Acabo de decir que Savater es un escéptico, y casi me arrepiento, porque puede parecer que no cree que haya que buscar la verdad (no la Verdad o Realidad absoluta, en las que no cree), pero si es filósofo lo es precisamente por eso, porque quiere ver qué hay de verdad, en principio y por principio, en todo. Adverso a cualquier espíritu de sistema, en el que el gran Arthur Koestler adivinaba la capacidad delirante de que con él se puede probar todo lo que se cree y creer en todo lo que se puede probar, Savater está lejos de ser un relativista. Por otro lado, es evidente que su saber no es escolástico sino abierto al sentido común, y así evita mucho más que la mayoría caer en imbecilidades, a las que los filósofos más talmúdicos y minuciosos suelen tener, a pesar de sus dotes, fácil acceso. Esto no quiere decir que no haya incursionado en Spinoza, Kant, Hegel, Schopenhauer o incluso Heidegger (todo lo contrario), sino que a la hora de entendérselas con el mundo ha dudado de todo espíritu de sistema y se ha expresado en un lenguaje culto pero no especializado y jergoso. Lejos, muy lejos, de Heidegger y cerca, en esto –y en muchas otras cosas– de Ortega y Gasset.
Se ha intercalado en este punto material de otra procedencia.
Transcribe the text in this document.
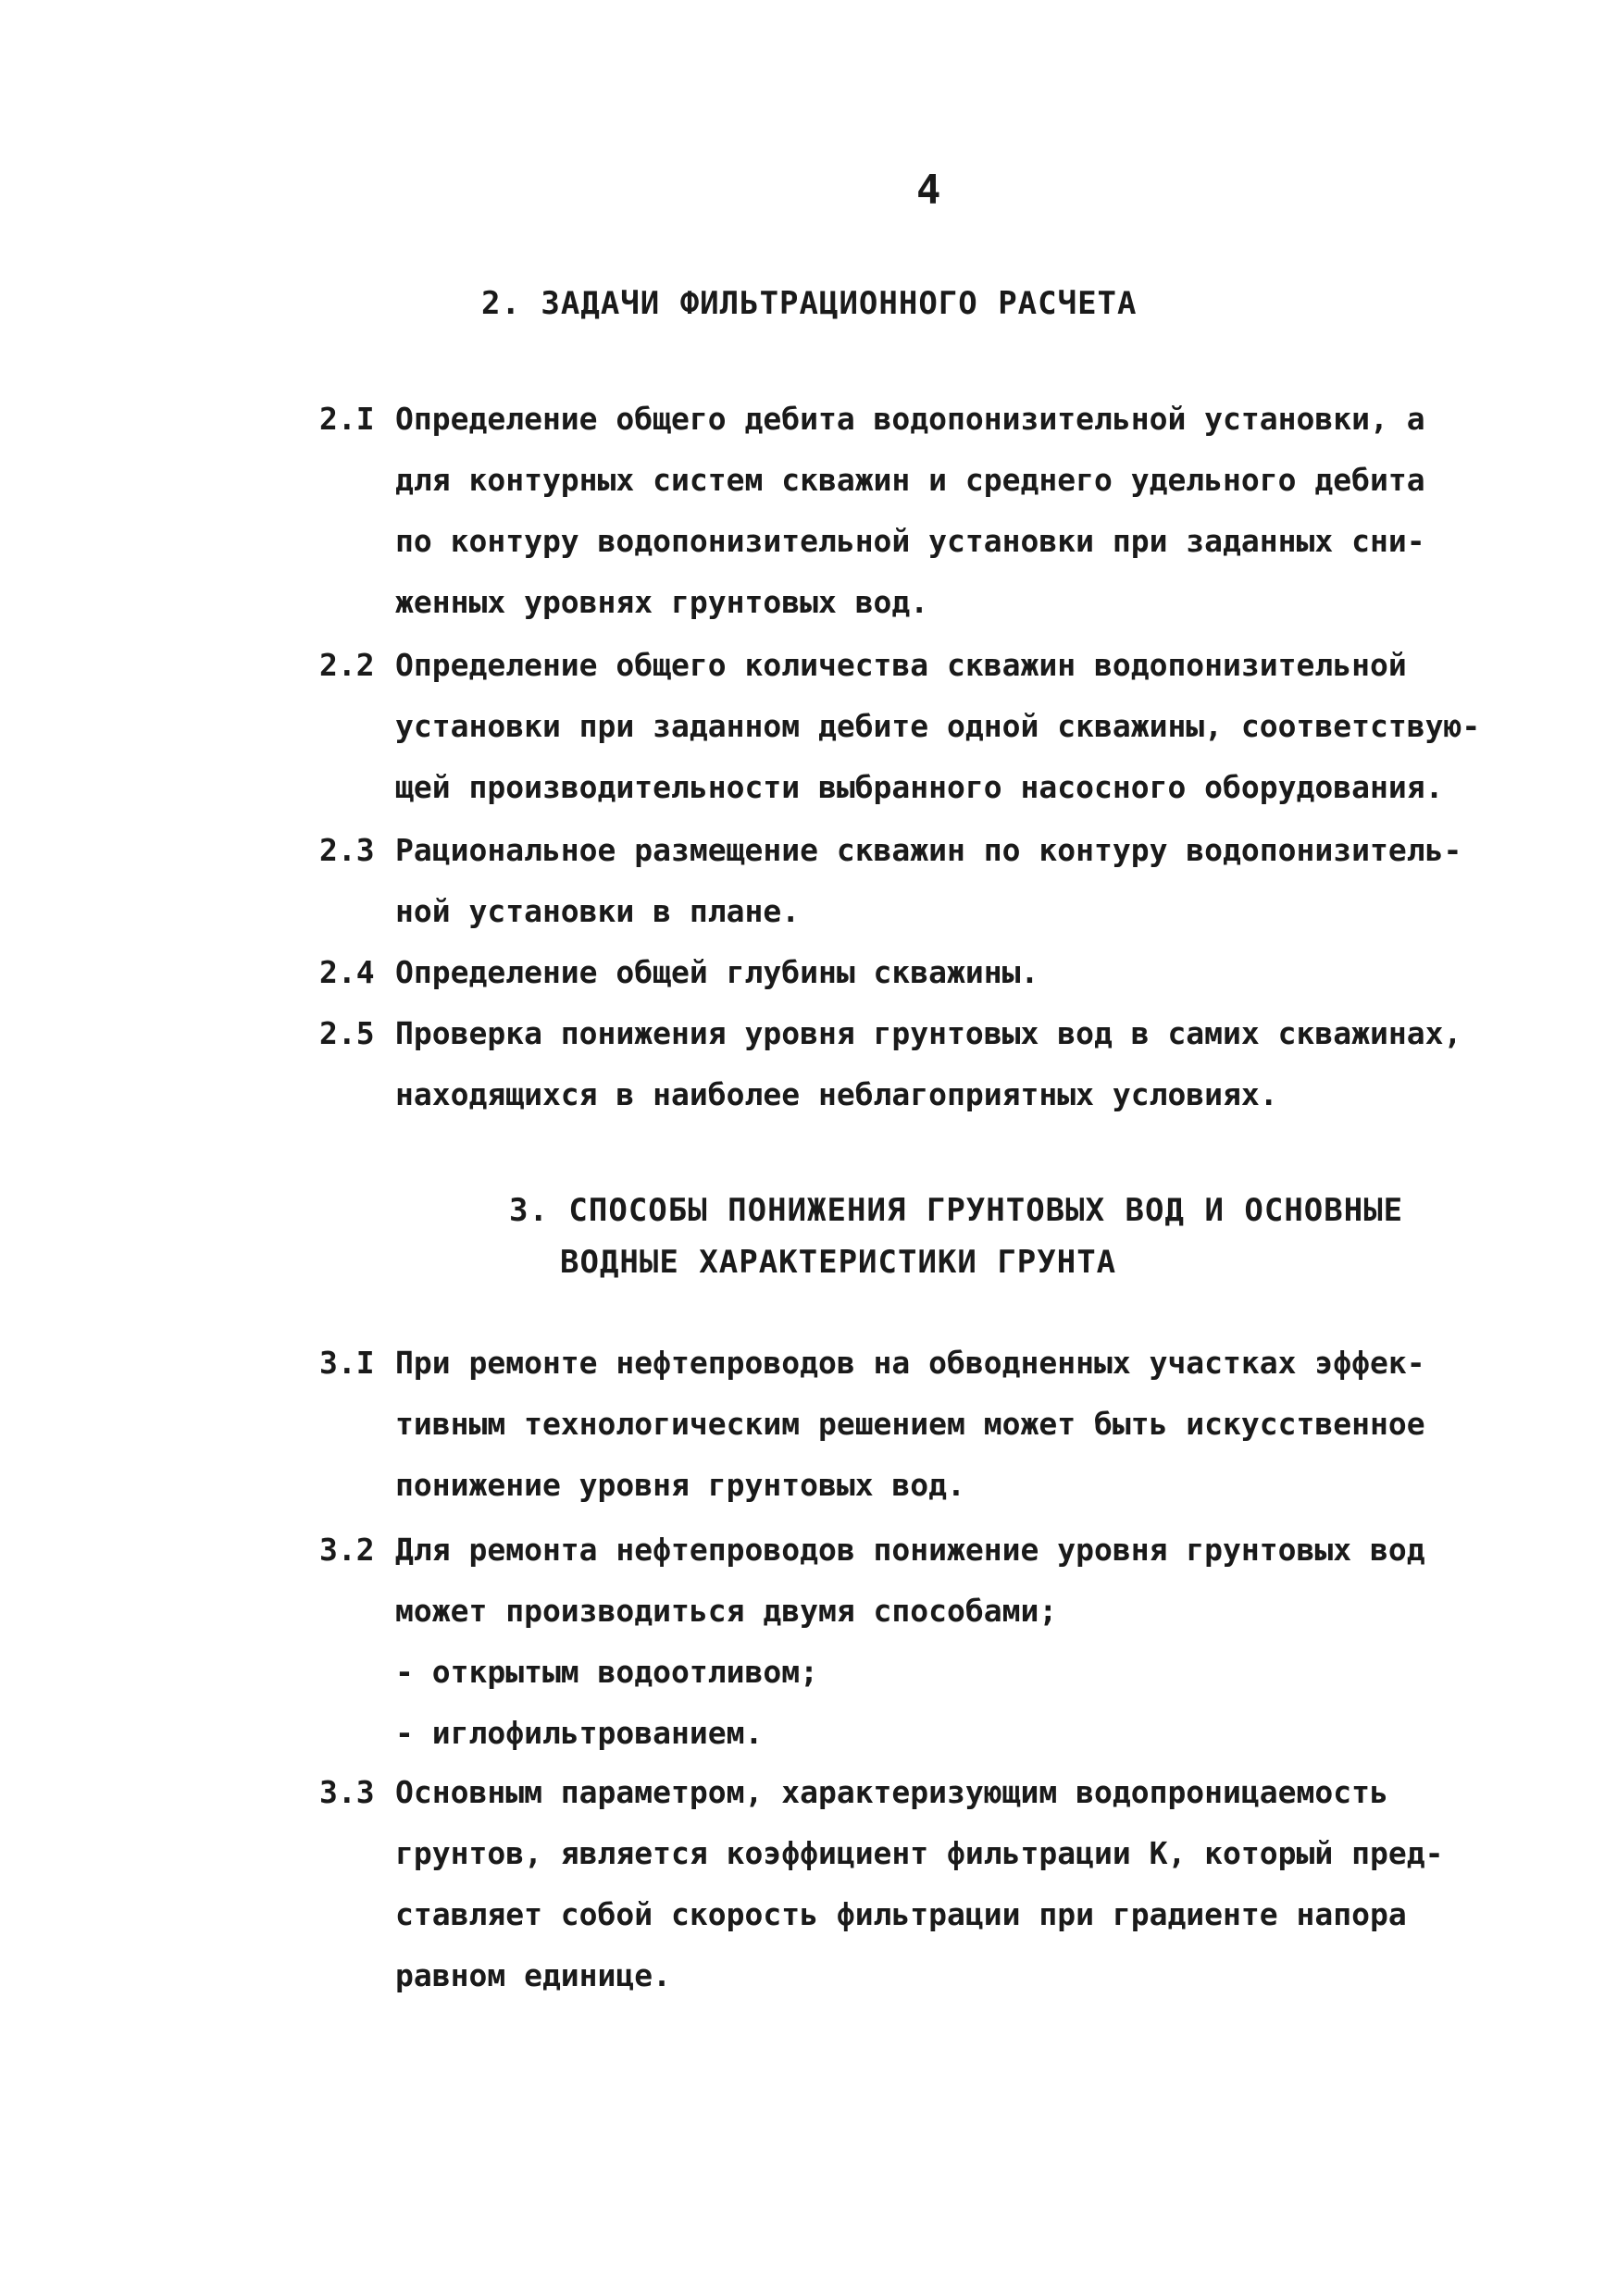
4
2. ЗАДАЧИ ФИЛЬТРАЦИОННОГО РАСЧЕТА
2.I Определение общего дебита водопонизительной установки, а
для контурных систем скважин и среднего удельного дебита
по контуру водопонизительной установки при заданных сни-
женных уровнях грунтовых вод.
2.2 Определение общего количества скважин водопонизительной
установки при заданном дебите одной скважины, соответствую-
щей производительности выбранного насосного оборудования.
2.3 Рациональное размещение скважин по контуру водопонизитель-
ной установки в плане.
2.4 Определение общей глубины скважины.
2.5 Проверка понижения уровня грунтовых вод в самих скважинах,
находящихся в наиболее неблагоприятных условиях.
3. СПОСОБЫ ПОНИЖЕНИЯ ГРУНТОВЫХ ВОД И ОСНОВНЫЕ
ВОДНЫЕ ХАРАКТЕРИСТИКИ ГРУНТА
3.I При ремонте нефтепроводов на обводненных участках эффек-
тивным технологическим решением может быть искусственное
понижение уровня грунтовых вод.
3.2 Для ремонта нефтепроводов понижение уровня грунтовых вод
может производиться двумя способами;
- открытым водоотливом;
- иглофильтрованием.
3.3 Основным параметром, характеризующим водопроницаемость
грунтов, является коэффициент фильтрации К, который пред-
ставляет собой скорость фильтрации при градиенте напора
равном единице.
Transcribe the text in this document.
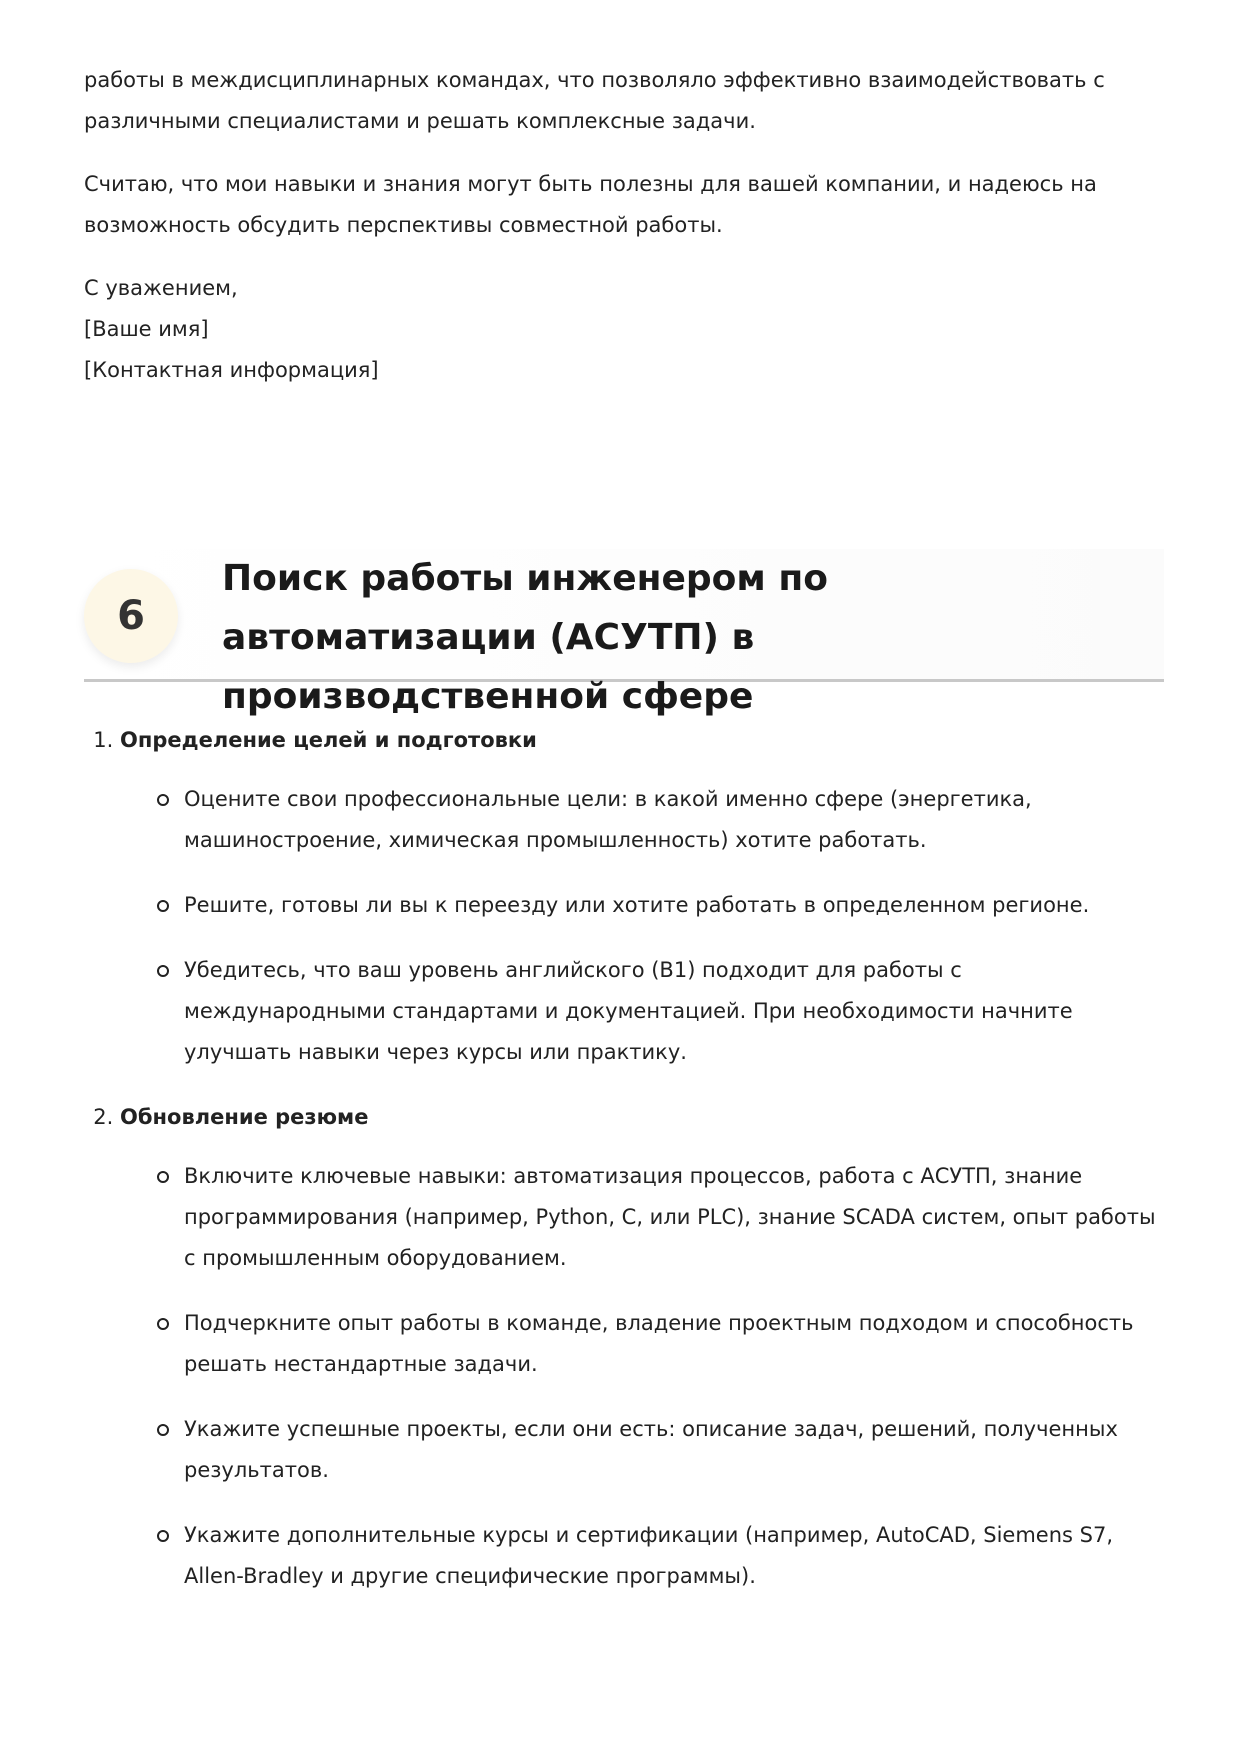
работы в междисциплинарных командах, что позволяло эффективно взаимодействовать с различными специалистами и решать комплексные задачи.

Считаю, что мои навыки и знания могут быть полезны для вашей компании, и надеюсь на возможность обсудить перспективы совместной работы.

С уважением,
[Ваше имя]
[Контактная информация]
6
Поиск работы инженером по автоматизации (АСУТП) в производственной сфере
1. Определение целей и подготовки
Оцените свои профессиональные цели: в какой именно сфере (энергетика, машиностроение, химическая промышленность) хотите работать.
Решите, готовы ли вы к переезду или хотите работать в определенном регионе.
Убедитесь, что ваш уровень английского (B1) подходит для работы с международными стандартами и документацией. При необходимости начните улучшать навыки через курсы или практику.
2. Обновление резюме
Включите ключевые навыки: автоматизация процессов, работа с АСУТП, знание программирования (например, Python, C, или PLC), знание SCADA систем, опыт работы с промышленным оборудованием.
Подчеркните опыт работы в команде, владение проектным подходом и способность решать нестандартные задачи.
Укажите успешные проекты, если они есть: описание задач, решений, полученных результатов.
Укажите дополнительные курсы и сертификации (например, AutoCAD, Siemens S7, Allen-Bradley и другие специфические программы).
Para Fernando Savater el hombre es una criatura histórica; a su vez, esta historicidad tiene un componente ontológico decisivo; dicho animal histórico –expresado con la competencia de Casirer– es simbólico. No es extraño que nuestra naturaleza coincida con la de los sueños (que no es materia, ahora que se sabe que la materia tiene poco de lo que se pensaba que era la “materia”). Nietzscheano en este sentido, sus puyas a los que piensan que debemos buscar un modelo en la naturaleza, son conocidas, pero no ignora que, de la sexualidad a la organización social, nuestras respuestas centrales no dejan de ser metáforas, transformaciones, afirmaciones y negaciones de impulsos primarios. Ciertamente, aún no sabemos lo que puede un cuerpo. Hace muchos años Octavio Paz dijo que el hombre es el primer No a la naturaleza, y Savater afirma en muchos momentos de sus últimos ensayos que somos “artificiales por naturaleza” y vivimos perdidos en el tiempo. Seres temporales, conscientes de la muerte y destinados a vivir (eso sí lo sabemos), no estamos menos necesitados de preguntarnos por el sentido de la vida o, como lo demanda en concreto Savater, por el sentido de nuestras intenciones vitales, ya que la vida misma sólo puede, quizás, tener un sentido tautológico: siempre más de lo mismo. “Lo realmente ‘absurdo’ –afirma en su reciente obra La vida eterna– no es que la vida carezca de sentido, sino empeñarse en que deba tenerlo”. Sin embargo, dada la soledad en que vivimos como especie simbólica, no es tan extraño que nos preguntemos –añado por mi cuenta– qué sentido, antropológicamente hablando, tiene todo esto. Porque no estamos como “el agua en el agua” (como lo está el mundo animal para Bataille), salvo en instantes afortunados que no tardan en ser memoria. Ahora bien, esta pregunta –que no es de Savater– no puede ocuparnos demasiado tiempo, y menos al autor de A caballo entre milenios (un precioso libro sobre las grandes carreras de caballos).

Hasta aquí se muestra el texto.